Question

Evaluate the limit if it exists.

Answer 1

\[\lim_{n \rightarrow \infty}\frac{ (-1)^n }{ n }\]

Answer 2

\[\lim_{n \rightarrow \infty} \frac{C}{n} = 0\]
where C is either 1 or -1

Answer 3

The numerator is not a constant 1 or -1 though...
it's 1 and -1 back and forth over and over, alternating.
I agree that it zeroes out, but not for the reason you stated.

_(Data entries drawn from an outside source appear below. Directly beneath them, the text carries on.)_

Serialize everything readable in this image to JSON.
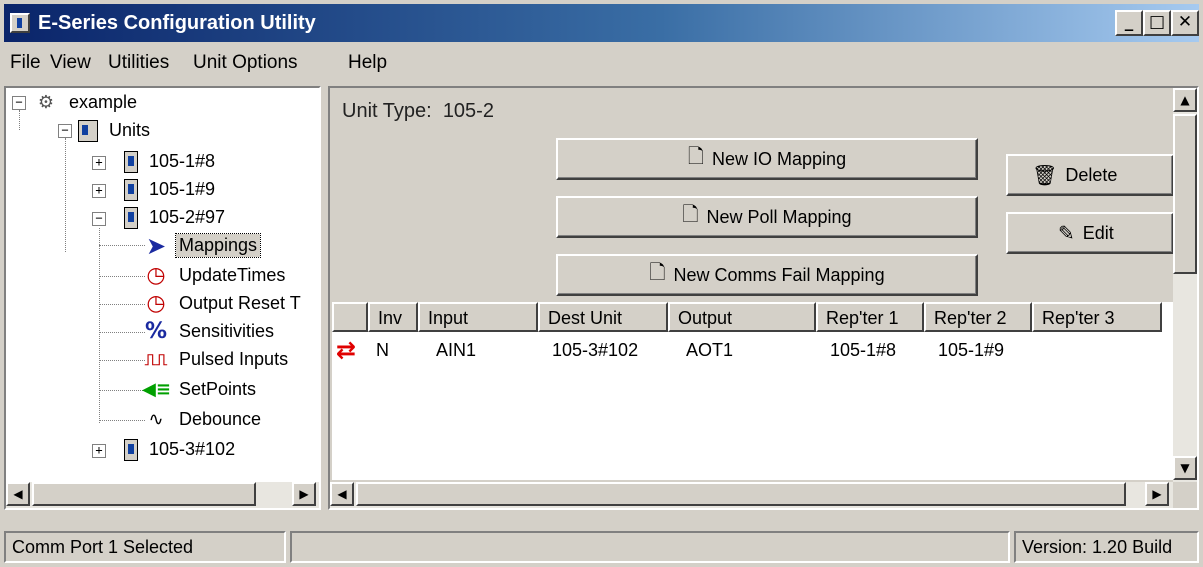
{
  "window": {
    "title": "E-Series Configuration Utility"
  },
  "menu": [
    "File",
    "View",
    "Utilities",
    "Unit Options",
    "Help"
  ],
  "tree": {
    "root": "example",
    "units_label": "Units",
    "units": [
      "105-1#8",
      "105-1#9",
      "105-2#97",
      "105-3#102"
    ],
    "children": [
      "Mappings",
      "UpdateTimes",
      "Output Reset T",
      "Sensitivities",
      "Pulsed Inputs",
      "SetPoints",
      "Debounce"
    ]
  },
  "panel": {
    "unit_type_label": "Unit Type:",
    "unit_type_value": "105-2",
    "buttons": {
      "new_io": "New IO Mapping",
      "new_poll": "New Poll Mapping",
      "new_comms": "New Comms Fail Mapping",
      "delete": "Delete",
      "edit": "Edit"
    }
  },
  "table": {
    "columns": [
      "",
      "Inv",
      "Input",
      "Dest Unit",
      "Output",
      "Rep'ter 1",
      "Rep'ter 2",
      "Rep'ter 3"
    ],
    "rows": [
      {
        "inv": "N",
        "input": "AIN1",
        "dest": "105-3#102",
        "output": "AOT1",
        "r1": "105-1#8",
        "r2": "105-1#9",
        "r3": ""
      }
    ]
  },
  "status": {
    "left": "Comm Port 1 Selected",
    "right": "Version: 1.20 Build"
  },
  "colors": {
    "title_start": "#0a246a",
    "title_end": "#a6caf0",
    "face": "#d4d0c8",
    "mapping_arrow": "#e00000"
  }
}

Is there some type of test we can do to show this?
I can't remember >.< Grrr

Answer 4

\[\lim_{n \rightarrow \infty}\left| \frac{ (-1)^n }{ n } \right|=\lim_{n \rightarrow \infty}\frac{ 1 }{ n }=0\]
Using Theorem 6: If \[\lim_{n \rightarrow \infty}\left| a _{n} \right|=0\],then \[\lim_{n \rightarrow \infty}a _{n}=0.\]
Just copying the example from the book, but I still don't understand it. Hehe

Answer 5

Having trouble understanding it? :o
For all of the terms that have a -1 in the numerator, it terms them into a +1.

Answer 6

I don't get how \[\lim_{n \rightarrow \infty}\left| \frac{ (-1)^n }{ n } \right|\] becomes \[\lim_{n \rightarrow \infty}\frac{ 1 }{ n }\]

Answer 7

For odd n, \(\large\rm |(-1)^n|=|-(1)^n|=|-1|=1\).
We can pull the negative outside when the power is odd, ya?

For even n, we don't even need to bother with the absolute value,
the even power squares it away,
\(\large\rm |(-1)^n|=|(1)|=1\)

Answer 8

Why does the denominator left unchanged?

Answer 9

We're plugging in `positive values for n`.
So for every n, \(\large\rm |n|=n\).
They remain unchanged, ya?

Answer 10

|73|=73

Answer 11

From my understanding, the numerator fluctuates between 1 and -1 (after solving for the numerator, so the n exponent disappears), but since there is an absolute value, it will always be positive 1.

Answer 12

Okay, I think I understand it now.

Answer 13

Thanks all :)

Answer 14

cool c: